На одном из стульев сидел уже обработанный Гордон, один глаз затек, сквозь вспухшие губы щерилась чернотой прореха, подбородок и грудь залиты кровью.
– Здорово… ночевал, земляк… – кривясь, выхрипнул Прохоров: свербила, полыхала стерва-боль под ребрами при каждом вздохе.
Гордон глянул дико. В глазах загнанно дотлевал ужас.
За ширмой шуршала, обрастала приглушенными взвизгами какая-то возня. Потом все стихло. Медленными шажками выдвинулась из-за ширмы, пошла к столу мордастая, дебелая, кровь с молоком, деваха – в защитной, расстегнутой на пышных грудях гимнастерке, в такой же расклешенной юбке над хромовым сиянием полусапожек. Села. Придвинула бумагу, ручку. Спросила, не глядя, высоким голоском:
– Фамилия.
– Моя, что ль? – удивился Прохоров.
– Ну, дак. Твоя.
– Вчера Прохоров был.
– Чегой-то вчера? А сегодня?
– А хрен его знает. Может, бобик подзаборный. Может, матрас.
– Какой такой матрас?
– Пыли дюже много с меня выбили.
– Прохоров, значит. У-мный, гляжу. Год рождения, социальное происхождение?
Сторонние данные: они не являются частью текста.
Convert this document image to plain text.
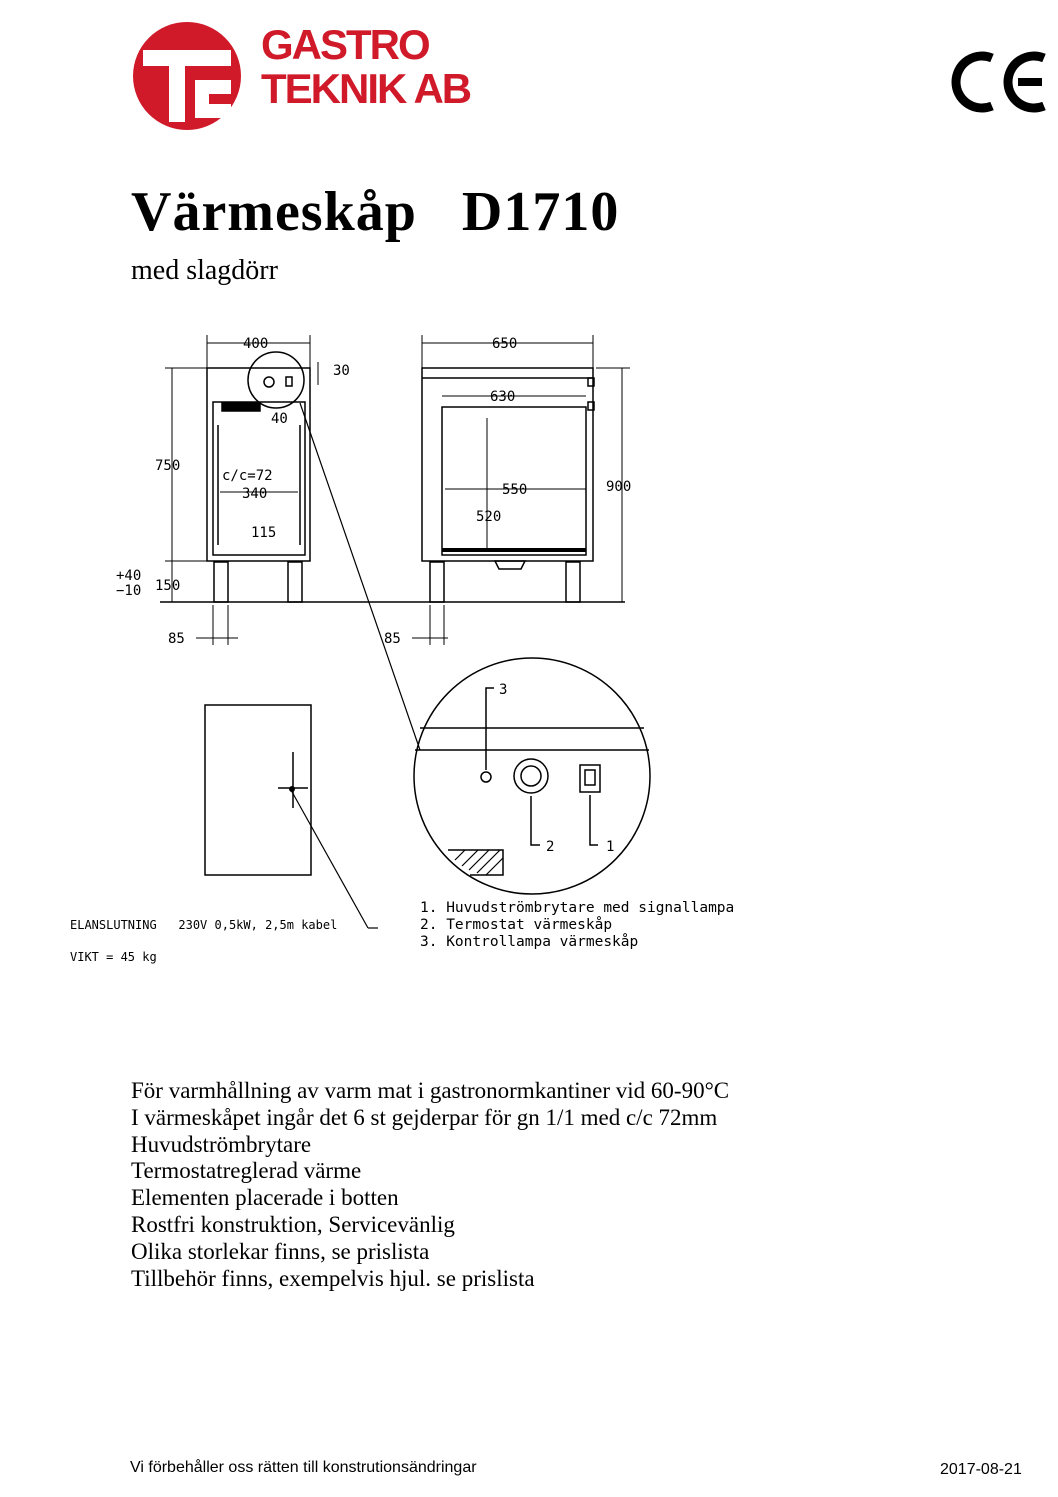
GASTRO
TEKNIK AB
Värmeskåp   D1710
med slagdörr
400
30
750
40
c/c=72
340
115
+40
−10 150
85
650
630
550
520
900
85
3
2	1
ELANSLUTNING   230V 0,5kW, 2,5m kabel
VIKT = 45 kg
1. Huvudströmbrytare med signallampa
2. Termostat värmeskåp
3. Kontrollampa värmeskåp
För varmhållning av varm mat i gastronormkantiner vid 60-90°C
I värmeskåpet ingår det 6 st gejderpar för gn 1/1 med c/c 72mm
Huvudströmbrytare
Termostatreglerad värme
Elementen placerade i botten
Rostfri konstruktion, Servicevänlig
Olika storlekar finns, se prislista
Tillbehör finns, exempelvis hjul. se prislista
Vi förbehåller oss rätten till konstrutionsändringar	2017-08-21
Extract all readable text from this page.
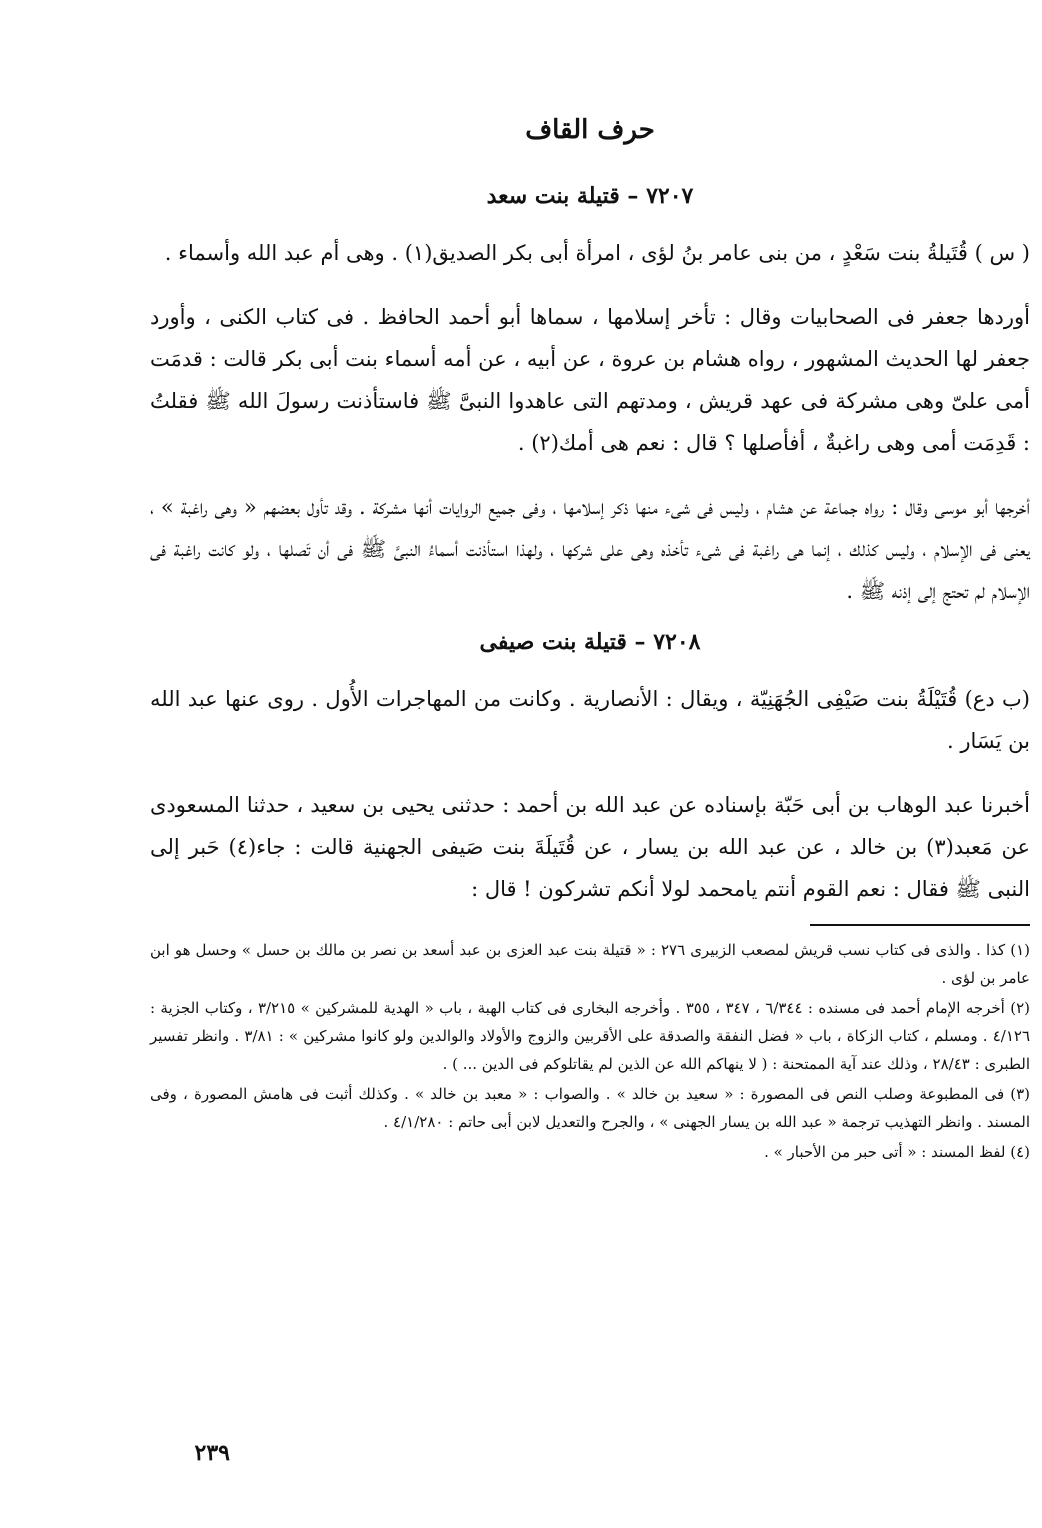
حرف القاف
٧٢٠٧ – قتيلة بنت سعد

( س ) قُتَيلةُ بنت سَعْدٍ ، من بنى عامر بنُ لؤى ، امرأة أبى بكر الصديق(١) . وهى أم عبد الله وأسماء .

أوردها جعفر فى الصحابيات وقال : تأخر إسلامها ، سماها أبو أحمد الحافظ . فى كتاب الكنى ، وأورد جعفر لها الحديث المشهور ، رواه هشام بن عروة ، عن أبيه ، عن أمه أسماء بنت أبى بكر قالت : قدمَت أمى علىّ وهى مشركة فى عهد قريش ، ومدتهم التى عاهدوا النبىَّ ﷺ فاستأذنت رسولَ الله ﷺ فقلتُ : قَدِمَت أمى وهى راغبةٌ ، أفأصلها ؟ قال : نعم هى أمك(٢) .

أخرجها أبو موسى وقال : رواه جماعة عن هشام ، وليس فى شىء منها ذكر إسلامها ، وفى جميع الروايات أنها مشركة . وقد تأول بعضهم « وهى راغبة » ، يعنى فى الإسلام ، وليس كذلك ، إنما هى راغبة فى شىء تأخذه وهى على شركها ، ولهذا استأذنت أسماءُ النبىَّ ﷺ فى أن تَصلها ، ولو كانت راغبة فى الإسلام لم تحتج إلى إذنه ﷺ .

٧٢٠٨ – قتيلة بنت صيفى

(ب دع) قُتَيْلَةُ بنت صَيْفِى الجُهَنِيّة ، ويقال : الأنصارية . وكانت من المهاجرات الأُول . روى عنها عبد الله بن يَسَار .

أخبرنا عبد الوهاب بن أبى حَبّة بإسناده عن عبد الله بن أحمد : حدثنى يحيى بن سعيد ، حدثنا المسعودى عن مَعبد(٣) بن خالد ، عن عبد الله بن يسار ، عن قُتَيلَةَ بنت صَيفى الجهنية قالت : جاء(٤) حَبر إلى النبى ﷺ فقال : نعم القوم أنتم يامحمد لولا أنكم تشركون ! قال :

(١) كذا . والذى فى كتاب نسب قريش لمصعب الزبيرى ٢٧٦ : « قتيلة بنت عبد العزى بن عبد أسعد بن نصر بن مالك بن حسل » وحسل هو ابن عامر بن لؤى .

(٢) أخرجه الإمام أحمد فى مسنده : ٦/٣٤٤ ، ٣٤٧ ، ٣٥٥ . وأخرجه البخارى فى كتاب الهبة ، باب « الهدية للمشركين » ٣/٢١٥ ، وكتاب الجزية : ٤/١٢٦ . ومسلم ، كتاب الزكاة ، باب « فضل النفقة والصدقة على الأقربين والزوج والأولاد والوالدين ولو كانوا مشركين » : ٣/٨١ . وانظر تفسير الطبرى : ٢٨/٤٣ ، وذلك عند آية الممتحنة : ( لا ينهاكم الله عن الذين لم يقاتلوكم فى الدين ... ) .

(٣) فى المطبوعة وصلب النص فى المصورة : « سعيد بن خالد » . والصواب : « معبد بن خالد » . وكذلك أثبت فى هامش المصورة ، وفى المسند . وانظر التهذيب ترجمة « عبد الله بن يسار الجهنى » ، والجرح والتعديل لابن أبى حاتم : ٤/١/٢٨٠ .

(٤) لفظ المسند : « أتى حبر من الأحبار » .

٢٣٩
– Слышь, барышня… – с отдышкой выгнал из себя два слова Прохоров, – ты пуговки застегнула бы, что ль, а то, неровен час, титьки вывалятся, в чернилах извазюкаешь.
За ширмой хрюкнуло. Бабенка подняла глаза. Багровея скулами, стала застегивать гимнастерку. Справившись с работой, повторила:
– Год рождения, социальное происхождение, гражданин Прохоров.
– Ты б к делу, барышня, – попросил Прохоров, – а на этот бздюшный запрос и отвечать скушно.
– Гражданка следователь, – поправила бабенка, – вам ясно?
– Он захатэл о дэле. Спраси его пра дэло, маленькая, – с вороньим акцентом попросили из-за ширмы.
– Как называется сеялка, которой вы обманули комиссию? – торопливо полезла в суть дела следователь.
– АУП.
– Чего? Как?
– Агрегат универсальный…
– Универ…сальный – это как?
– Что ж ты все какаешь, гражданка барышня, – с досадой попенял Прохоров, – солидная контора, гимнастерку с хромачами тебе выдали, а какаешь некультурно.
Баба встала, выдвинула ящик стола, залезла туда, выудила наган, заорала, покрываясь бардовыми яблоками по лицу:
– Еще раз… слышь, сволочь! Еще раз рот разинешь без спроса – пристрелю как собаку!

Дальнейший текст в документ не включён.